With 2015 in the rear view window, we look expectantly at the next 12 months, and from where I sit, agriculture will have some challenges and opportunities.
The USDA estimates net farm income for 2015 to be $55.9 billion, down 38 percent from 2014. The main culprit is lower commodity prices. As we begin 2016, the forecast for continued lower farm income continues to make headlines.
The reason prices are lower is because we had more commodities to sell. Abundant rainfall allowed for bin-busting yields and flourishing grass pastures, proving the law of supply and demand rules!
The challenge is to take advantage of the full grain bins. Farmers are producers. We cannot sell something we don’t have. With bins and pastures full, we have the opportunity to creatively market our products.
This is great news for consumers. There is no need to worry about empty shelves at the grocery stores. Food prices are not expected to increase beyond the normal range of inflation in 2016. It’s important to remember farmers receive only about 20 cents of every dollar spent on food, so when food prices increase, much of the rise is due to factors outside our control. Those factors would include transportation, handling and packaging.
We expect to continue battling federal over regulation in 2016. We have slowed the EPA’s Waters of the United States (WOTUS) proposal, but other issues, including new emission standards, will impact rural Oklahoma. There is mounting concern in farm country that federal agencies lack accountability and therefore enforce regulations that are unnecessary and burdensome. These regulations are obstacles to food and fiber production. We applaud Oklahoma Attorney General Scott Pruitt and the Oklahoma congressional delegation, for their efforts in fighting federal regulations.

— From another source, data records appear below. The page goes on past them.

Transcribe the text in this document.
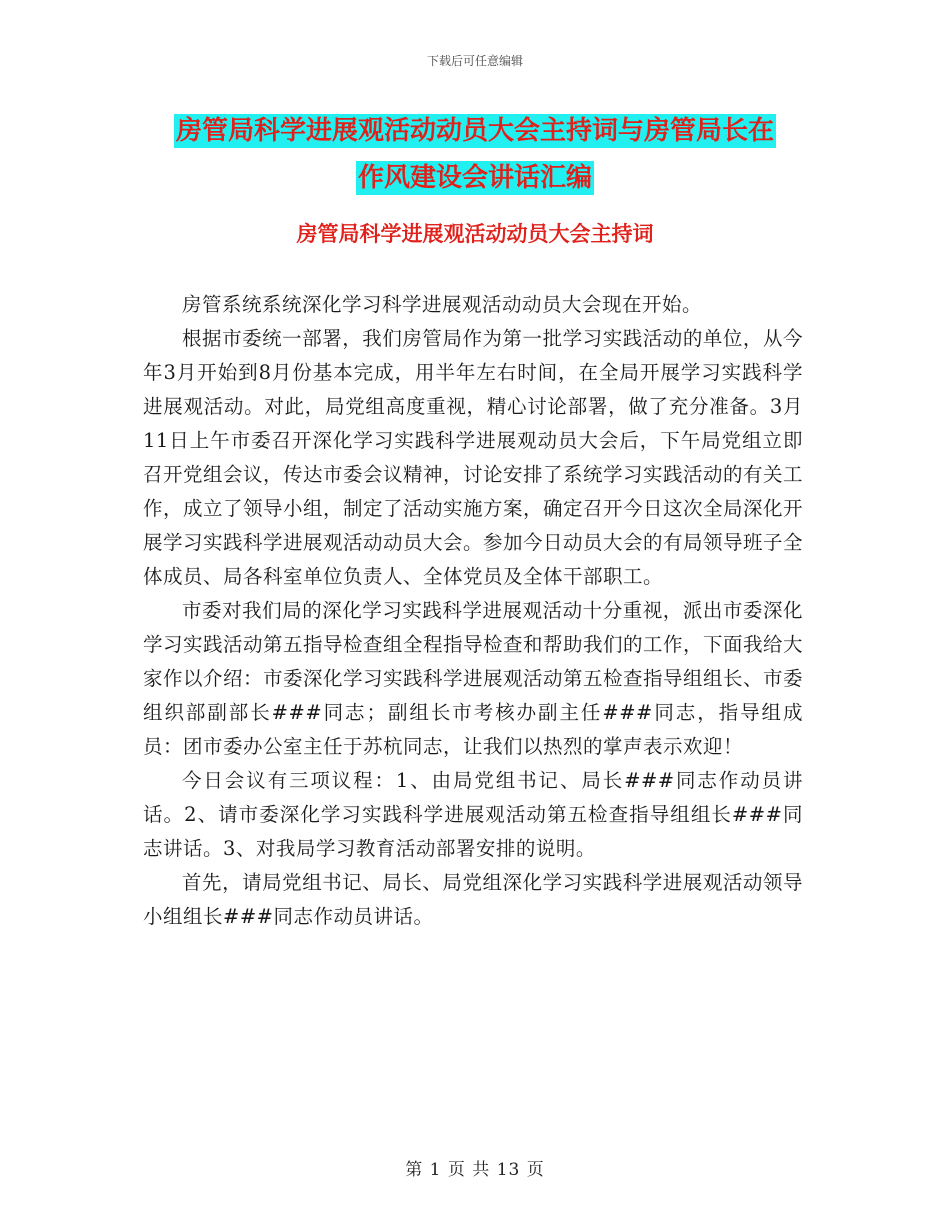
下载后可任意编辑
房管局科学进展观活动动员大会主持词与房管局长在
作风建设会讲话汇编
房管局科学进展观活动动员大会主持词

房管系统系统深化学习科学进展观活动动员大会现在开始。

根据市委统一部署，我们房管局作为第一批学习实践活动的单位，从今年3月开始到8月份基本完成，用半年左右时间，在全局开展学习实践科学进展观活动。对此，局党组高度重视，精心讨论部署，做了充分准备。3月11日上午市委召开深化学习实践科学进展观动员大会后，下午局党组立即召开党组会议，传达市委会议精神，讨论安排了系统学习实践活动的有关工作，成立了领导小组，制定了活动实施方案，确定召开今日这次全局深化开展学习实践科学进展观活动动员大会。参加今日动员大会的有局领导班子全体成员、局各科室单位负责人、全体党员及全体干部职工。

市委对我们局的深化学习实践科学进展观活动十分重视，派出市委深化学习实践活动第五指导检查组全程指导检查和帮助我们的工作，下面我给大家作以介绍：市委深化学习实践科学进展观活动第五检查指导组组长、市委组织部副部长###同志；副组长市考核办副主任###同志，指导组成员：团市委办公室主任于苏杭同志，让我们以热烈的掌声表示欢迎！

今日会议有三项议程：1、由局党组书记、局长###同志作动员讲话。2、请市委深化学习实践科学进展观活动第五检查指导组组长###同志讲话。3、对我局学习教育活动部署安排的说明。

首先，请局党组书记、局长、局党组深化学习实践科学进展观活动领导小组组长###同志作动员讲话。

第 1 页 共 13 页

There will be more renewable energy projects in rural Oklahoma. Every day I see more wind turbines and solar panels erected on the prairie. This is a great opportunity for rural Oklahoma to help power the country. It is also a challenge as we strive to provide a balance of accessibility and aesthetics.
In November, Oklahoma voters will be asked to pass State Question 777, “right to farm.” This is an opportunity to protect agriculture while guaranteeing consumers a consistent, safe and affordable food supply. All Oklahomans should support this and we encourage a “yes on 777” vote.
The state government is dealing with an estimated $900 million dollar budget hole that will challenge lawmakers to find ways to plug the hole while keeping necessary services functioning. The opportunity is here to find ways to more efficiently complete a task. We will be working with legislators to meet the challenge and support efforts to improve the state’s infrastructure.
The weather will continue to be a challenge in 2016 and the opportunity exists to replace damaged roads, bridges and power lines with new and improved versions using new technology.
My windshield will occasionally be splattered with mud and bugs, but I expect 2016 to be a reasonably good year for Oklahoma.